Although the Namibian government seems to have recognised the Technical, Vocational Education and Training (TVET) as a source of skills, knowledge and technology needed to drive the productivity and economic transformation as outlined in President Geingob’s Harambee Prosperity Plan, TVET trainees in Namibia are still left to the periphery and their significance has not really been fully embraced.
For TVET trainees/artisans to be able to play their role effectively, it is important for government - through the Ministry of Higher Education, Innovation and Training - to ensure that there exits an enabling and TVET friendly environment in the whole country.
Such an enabling environment can be achieved by putting in place harmonised national TVET policies, provision of adequate opportunities to the trainees to study and trade and developing positive public attitude towards the capability of these trainees.
Since majority of trainees get funding from government (through NSFAF), the ministry of higher education can work hand in hand with the Ministry of works and Transport, which is arguably the largest ministry in the country that develops and manages the government’s infrastructures - to make it compulsory for the trainees to trade at government institution as part of their training.
This means, for example, that bricklayers build government schools, hostels, teachers’ accommodation, hospitals and clinics just to mention but a few. The electrical trainees must wire these buildings, refrigeration students install and service air conditions not only of these buildings but even for all the government office buildings countrywide. The welding and carpenters would be sent to government institutions such as schools and hospitals to renovate/fix broken chairs, tables, beds and other furniture. Mechanical students are sent to ministries and agencies to service, repair government vehicles and so forth, of course under the supervision of the qualified artisans.
The trainee can be paid a reasonable fee per the determined payment model but the main aim is to equip them with practical skills and hands-on experience. By the end of their training it should also be ensured that TVET graduates are capacitated, mentored or provided with financial support to start businesses, while at the same time there is model developed for those not willing to go into business (self-employed) to be retained into the government to help do the construction, renovation and maintenance works.
This model would save the government a lot of money compared to doing all the construction works through tenders where prices are usually exaggerated. For other construction works that are over and above the capacity of our trainees, it should be made compulsory that if a private construction company wins a government tender they must use the services of the TVET trainees where possible.

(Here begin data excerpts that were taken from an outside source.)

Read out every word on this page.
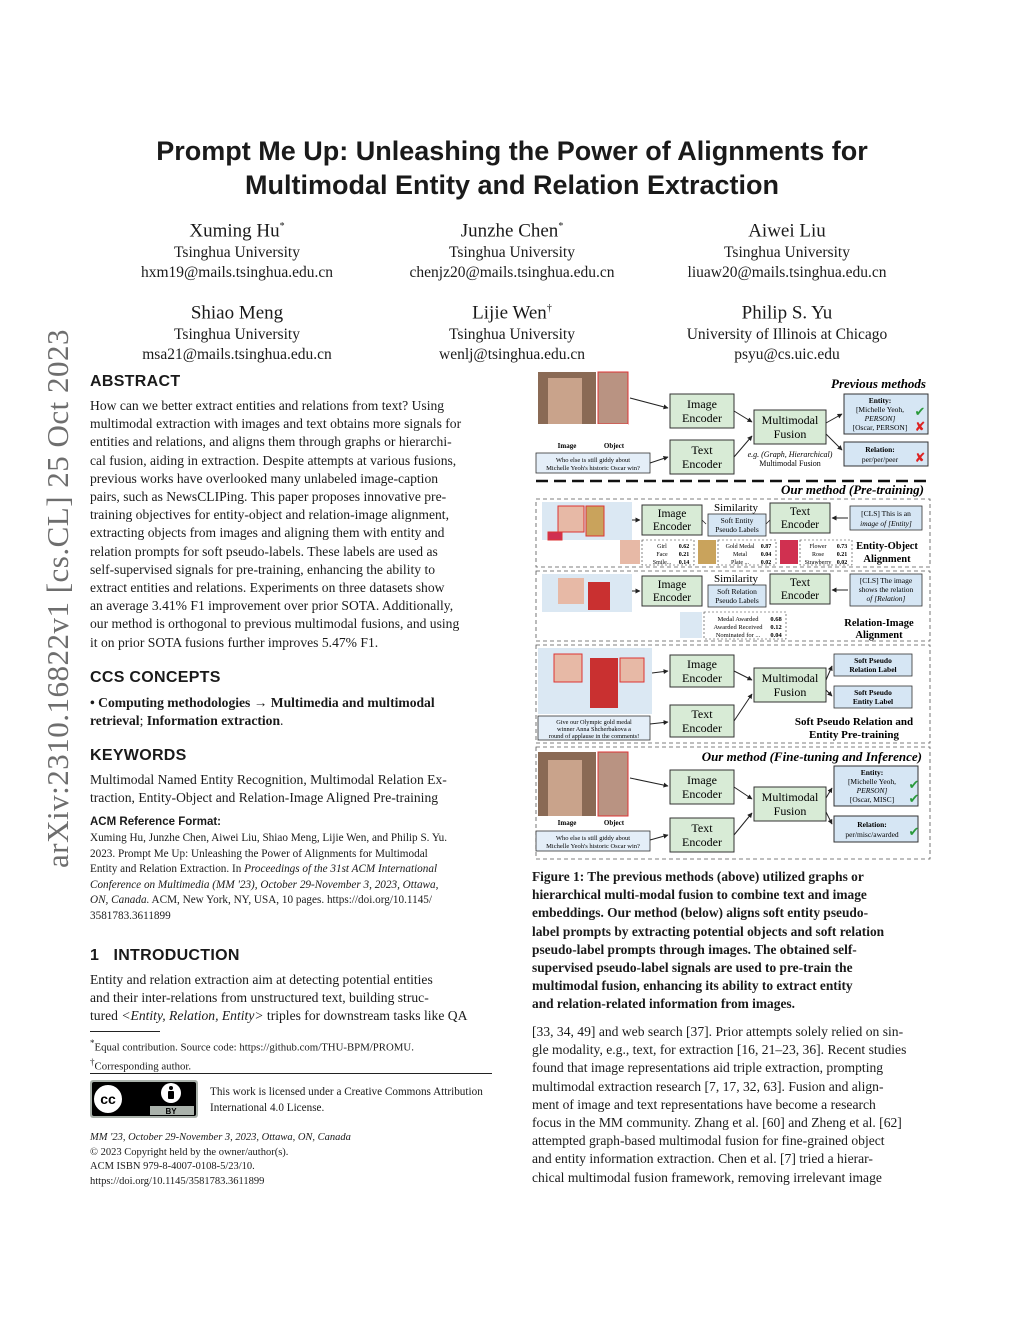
arXiv:2310.16822v1 [cs.CL] 25 Oct 2023
Prompt Me Up: Unleashing the Power of Alignments for
Multimodal Entity and Relation Extraction
Xuming Hu*
Tsinghua University
hxm19@mails.tsinghua.edu.cn
Junzhe Chen*
Tsinghua University
chenjz20@mails.tsinghua.edu.cn
Aiwei Liu
Tsinghua University
liuaw20@mails.tsinghua.edu.cn
Shiao Meng
Tsinghua University
msa21@mails.tsinghua.edu.cn
Lijie Wen†
Tsinghua University
wenlj@tsinghua.edu.cn
Philip S. Yu
University of Illinois at Chicago
psyu@cs.uic.edu
ABSTRACT
How can we better extract entities and relations from text? Using
multimodal extraction with images and text obtains more signals for
entities and relations, and aligns them through graphs or hierarchi-
cal fusion, aiding in extraction. Despite attempts at various fusions,
previous works have overlooked many unlabeled image-caption
pairs, such as NewsCLIPing. This paper proposes innovative pre-
training objectives for entity-object and relation-image alignment,
extracting objects from images and aligning them with entity and
relation prompts for soft pseudo-labels. These labels are used as
self-supervised signals for pre-training, enhancing the ability to
extract entities and relations. Experiments on three datasets show
an average 3.41% F1 improvement over prior SOTA. Additionally,
our method is orthogonal to previous multimodal fusions, and using
it on prior SOTA fusions further improves 5.47% F1.
CCS CONCEPTS
• Computing methodologies → Multimedia and multimodal
retrieval; Information extraction.
KEYWORDS
Multimodal Named Entity Recognition, Multimodal Relation Ex-
traction, Entity-Object and Relation-Image Aligned Pre-training
ACM Reference Format:
Xuming Hu, Junzhe Chen, Aiwei Liu, Shiao Meng, Lijie Wen, and Philip S. Yu.
2023. Prompt Me Up: Unleashing the Power of Alignments for Multimodal
Entity and Relation Extraction. In Proceedings of the 31st ACM International
Conference on Multimedia (MM '23), October 29-November 3, 2023, Ottawa,
ON, Canada. ACM, New York, NY, USA, 10 pages. https://doi.org/10.1145/
3581783.3611899
1 INTRODUCTION
Entity and relation extraction aim at detecting potential entities
and their inter-relations from unstructured text, building struc-
tured <Entity, Relation, Entity> triples for downstream tasks like QA
*Equal contribution. Source code: https://github.com/THU-BPM/PROMU.
†Corresponding author.
cc
BY
This work is licensed under a Creative Commons Attribution
International 4.0 License.
MM '23, October 29-November 3, 2023, Ottawa, ON, Canada
© 2023 Copyright held by the owner/author(s).
ACM ISBN 979-8-4007-0108-5/23/10.
https://doi.org/10.1145/3581783.3611899
Image	Object
Who else is still giddy about
Michelle Yeoh's historic Oscar win?
Image
Encoder
Text
Encoder
Multimodal
Fusion
e.g. (Graph, Hierarchical)
Multimodal Fusion
Previous methods
Entity:
[Michelle Yeoh,
PERSON]
[Oscar, PERSON]
✔
✘
Relation:
per/per/peer ✘
Our method (Pre-training)
Image
Encoder
Similarity
Soft Entity
Pseudo Labels
Text
Encoder
[CLS] This is an
image of [Entity]
Girl 0.62
Face 0.21
Smile... 0.14
Gold Medal 0.87
Metal 0.04
Plate ... 0.02
Flower 0.73
Rose 0.21
Strawberry 0.02
Entity-Object
Alignment
Image
Encoder
Similarity
Soft Relation
Pseudo Labels
Text
Encoder
[CLS] The image
shows the relation
of [Relation]
Medal Awarded 0.68
Awarded Received 0.12
Nominated for ... 0.04
Relation-Image
Alignment
Give our Olympic gold medal
winner Anna Shcherbakova a
round of applause in the comments!
Image
Encoder
Text
Encoder
Multimodal
Fusion
Soft Pseudo
Relation Label
Soft Pseudo
Entity Label
Soft Pseudo Relation and
Entity Pre-training
Our method (Fine-tuning and Inference)
Image	Object
Who else is still giddy about
Michelle Yeoh's historic Oscar win?
Image
Encoder
Text
Encoder
Multimodal
Fusion
Entity:
[Michelle Yeoh,
PERSON]
[Oscar, MISC]
✔
✔
Relation:
per/misc/awarded ✔
Figure 1: The previous methods (above) utilized graphs or
hierarchical multi-modal fusion to combine text and image
embeddings. Our method (below) aligns soft entity pseudo-
label prompts by extracting potential objects and soft relation
pseudo-label prompts through images. The obtained self-
supervised pseudo-label signals are used to pre-train the
multimodal fusion, enhancing its ability to extract entity
and relation-related information from images.
[33, 34, 49] and web search [37]. Prior attempts solely relied on sin-
gle modality, e.g., text, for extraction [16, 21–23, 36]. Recent studies
found that image representations aid triple extraction, prompting
multimodal extraction research [7, 17, 32, 63]. Fusion and align-
ment of image and text representations have become a research
focus in the MM community. Zhang et al. [60] and Zheng et al. [62]
attempted graph-based multimodal fusion for fine-grained object
and entity information extraction. Chen et al. [7] tried a hierar-
chical multimodal fusion framework, removing irrelevant image
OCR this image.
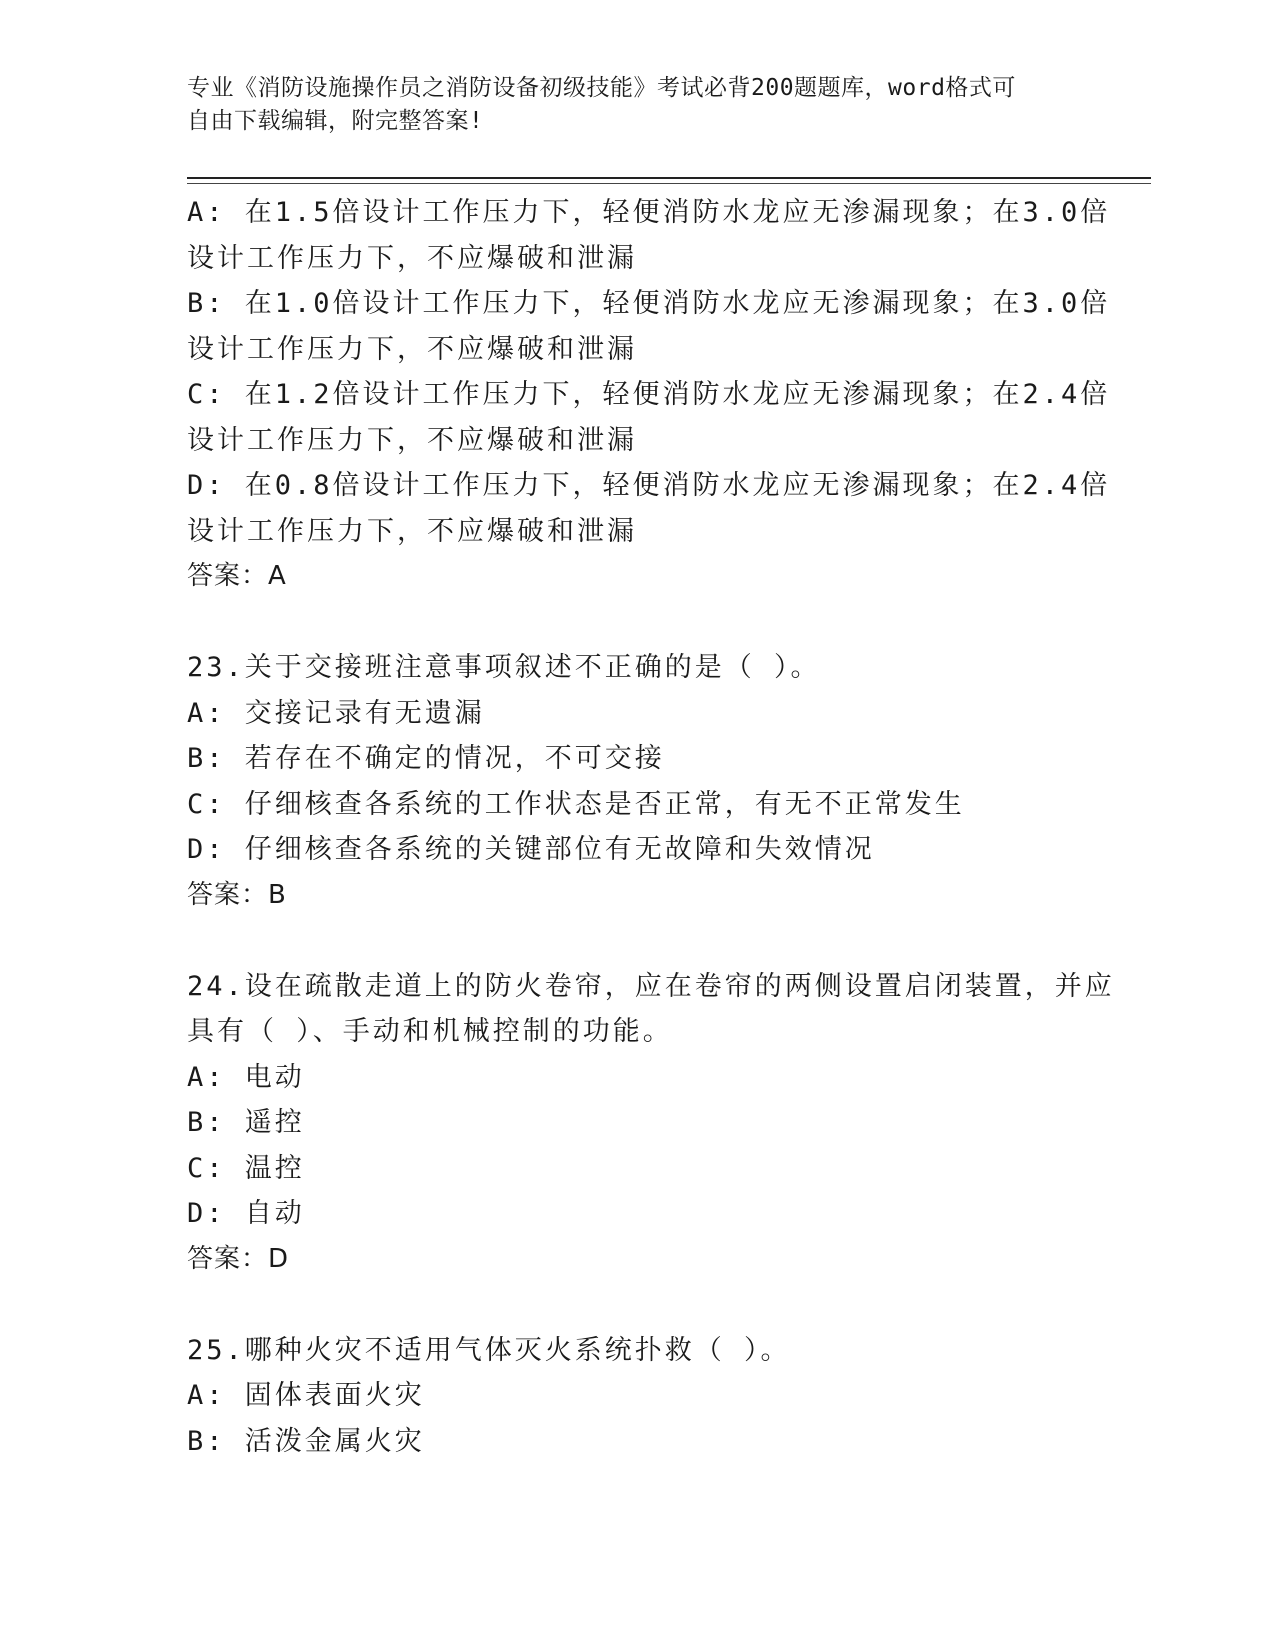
专业《消防设施操作员之消防设备初级技能》考试必背200题题库，word格式可
自由下载编辑，附完整答案!
A: 在1.5倍设计工作压力下，轻便消防水龙应无渗漏现象；在3.0倍
设计工作压力下，不应爆破和泄漏
B: 在1.0倍设计工作压力下，轻便消防水龙应无渗漏现象；在3.0倍
设计工作压力下，不应爆破和泄漏
C: 在1.2倍设计工作压力下，轻便消防水龙应无渗漏现象；在2.4倍
设计工作压力下，不应爆破和泄漏
D: 在0.8倍设计工作压力下，轻便消防水龙应无渗漏现象；在2.4倍
设计工作压力下，不应爆破和泄漏
答案：A
23.关于交接班注意事项叙述不正确的是（ ）。
A: 交接记录有无遗漏
B: 若存在不确定的情况，不可交接
C: 仔细核查各系统的工作状态是否正常，有无不正常发生
D: 仔细核查各系统的关键部位有无故障和失效情况
答案：B
24.设在疏散走道上的防火卷帘，应在卷帘的两侧设置启闭装置，并应
具有（ ）、手动和机械控制的功能。
A: 电动
B: 遥控
C: 温控
D: 自动
答案：D
25.哪种火灾不适用气体灭火系统扑救（ ）。
A: 固体表面火灾
B: 活泼金属火灾
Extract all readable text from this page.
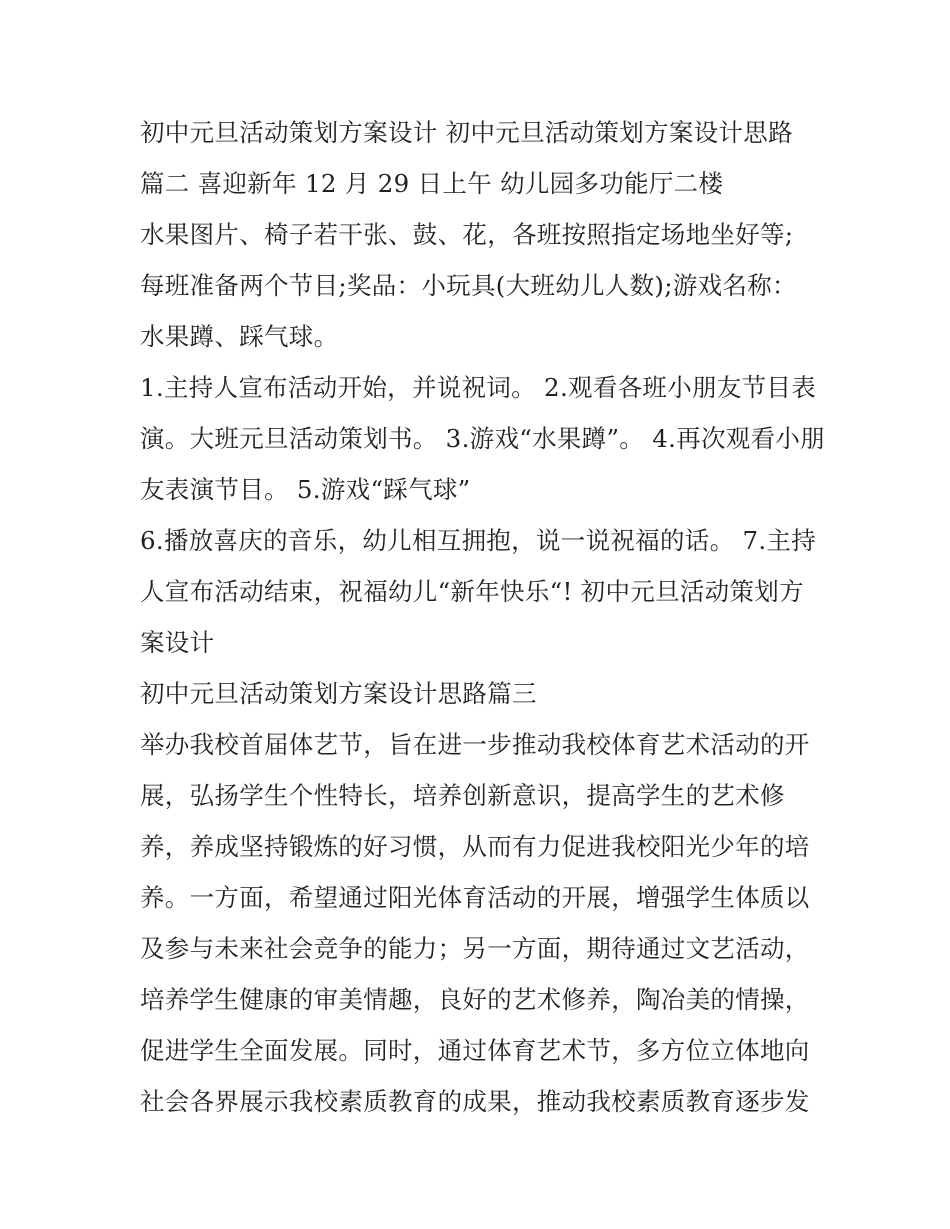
初中元旦活动策划方案设计 初中元旦活动策划方案设计思路
篇二 喜迎新年 12 月 29 日上午 幼儿园多功能厅二楼
水果图片、椅子若干张、鼓、花，各班按照指定场地坐好等;
每班准备两个节目;奖品：小玩具(大班幼儿人数);游戏名称：
水果蹲、踩气球。
1.主持人宣布活动开始，并说祝词。 2.观看各班小朋友节目表
演。大班元旦活动策划书。 3.游戏“水果蹲”。 4.再次观看小朋
友表演节目。 5.游戏“踩气球”
6.播放喜庆的音乐，幼儿相互拥抱，说一说祝福的话。 7.主持
人宣布活动结束，祝福幼儿“新年快乐“! 初中元旦活动策划方
案设计
初中元旦活动策划方案设计思路篇三
举办我校首届体艺节，旨在进一步推动我校体育艺术活动的开
展，弘扬学生个性特长，培养创新意识，提高学生的艺术修
养，养成坚持锻炼的好习惯，从而有力促进我校阳光少年的培
养。一方面，希望通过阳光体育活动的开展，增强学生体质以
及参与未来社会竞争的能力；另一方面，期待通过文艺活动，
培养学生健康的审美情趣，良好的艺术修养，陶冶美的情操，
促进学生全面发展。同时，通过体育艺术节，多方位立体地向
社会各界展示我校素质教育的成果，推动我校素质教育逐步发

Such an embedding vocational training and apprenticeship would end in a win-win situation for both the government and the trainees. Developed countries that have embedded system of vocational training and apprenticeship such as Austria, Germany and the UK have been successful in maintaining low youth unemployment rate which is a dream yet to come true in the Land of the Brave.
Another significant advantage is that government would not necessarily need to spend a lot of money on inflated tenders, which only benefits the privileged few, to build schools, hospitals and other related infrastructures. Government should always think of returns on its investment.
It pays for the students’ education and creates an enabling environment for them to practice what they have earned through apprenticeship at relatively affordable price. This process warrants returns on its investment.
* Julius Homateni Lukas is a lecturer at the University of Namibia.